= Saku District, Shinano =

Former district in Nagano prefecture, Japan

Saku (佐久郡, -gun) was a district located in Shinano Province (now Nagano Prefecture).

== History ==
The former Gunga(ancient district office) (郡衙) is estimated to be located at Nagatoro in the city of Saku.

Due to land reforms, Saku District split into Minamisaku (南佐久郡) and Kitasaku (北佐久郡) Districts on January 14, 1879.

==Pesticide problems==
Cases of dermatitis caused by pesticide exposures, tabulated by the Division of Dermatology, Saku Central Hospital, Japan, from 1975 to 2000 are described.
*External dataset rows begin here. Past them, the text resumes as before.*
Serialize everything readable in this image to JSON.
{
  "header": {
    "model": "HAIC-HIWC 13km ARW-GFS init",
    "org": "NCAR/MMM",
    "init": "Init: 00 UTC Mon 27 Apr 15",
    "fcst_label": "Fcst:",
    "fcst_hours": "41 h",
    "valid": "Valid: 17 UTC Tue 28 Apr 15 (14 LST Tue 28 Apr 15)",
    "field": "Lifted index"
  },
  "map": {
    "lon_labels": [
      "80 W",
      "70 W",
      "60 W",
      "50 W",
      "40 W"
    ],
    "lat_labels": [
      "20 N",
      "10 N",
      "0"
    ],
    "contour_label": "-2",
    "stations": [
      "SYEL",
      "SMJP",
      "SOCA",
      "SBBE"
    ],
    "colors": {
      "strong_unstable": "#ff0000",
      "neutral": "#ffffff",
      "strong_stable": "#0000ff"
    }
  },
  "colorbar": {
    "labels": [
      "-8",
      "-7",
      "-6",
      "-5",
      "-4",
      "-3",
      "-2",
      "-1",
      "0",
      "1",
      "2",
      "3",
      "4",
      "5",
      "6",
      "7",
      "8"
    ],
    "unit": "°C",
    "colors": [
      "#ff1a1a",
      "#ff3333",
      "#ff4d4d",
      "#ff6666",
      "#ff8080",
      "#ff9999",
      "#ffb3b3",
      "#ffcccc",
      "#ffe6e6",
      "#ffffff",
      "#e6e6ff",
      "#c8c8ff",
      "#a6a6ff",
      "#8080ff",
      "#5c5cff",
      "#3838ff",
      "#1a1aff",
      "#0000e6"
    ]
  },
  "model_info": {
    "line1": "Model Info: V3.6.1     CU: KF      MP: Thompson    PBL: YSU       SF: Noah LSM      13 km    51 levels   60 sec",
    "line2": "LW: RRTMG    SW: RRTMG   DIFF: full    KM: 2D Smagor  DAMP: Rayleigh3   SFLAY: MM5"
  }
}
Dermatitis cases gradually decreased from 1975 to 2000, presumably accelerated by the phase-out of dermatitis-causing pesticides, including difolatan fungicide and salithion, an organophosphate insecticide. Cases of chronic and solar dermatitis gradually decreased, which may be explained by reductions in the use of allergenic or photosensitive sulfur agents and organophosphates. However, the ratios of chemical burns from irritant pesticides—calcium polysulfide, dazomet, methyl bromide, chlorpicrin, paraquat/diquat, organophosphorus, quintozene, and glyphosate—rose in those years. Chemical burns from calcium polysulfide were responsible for most of the severe cases.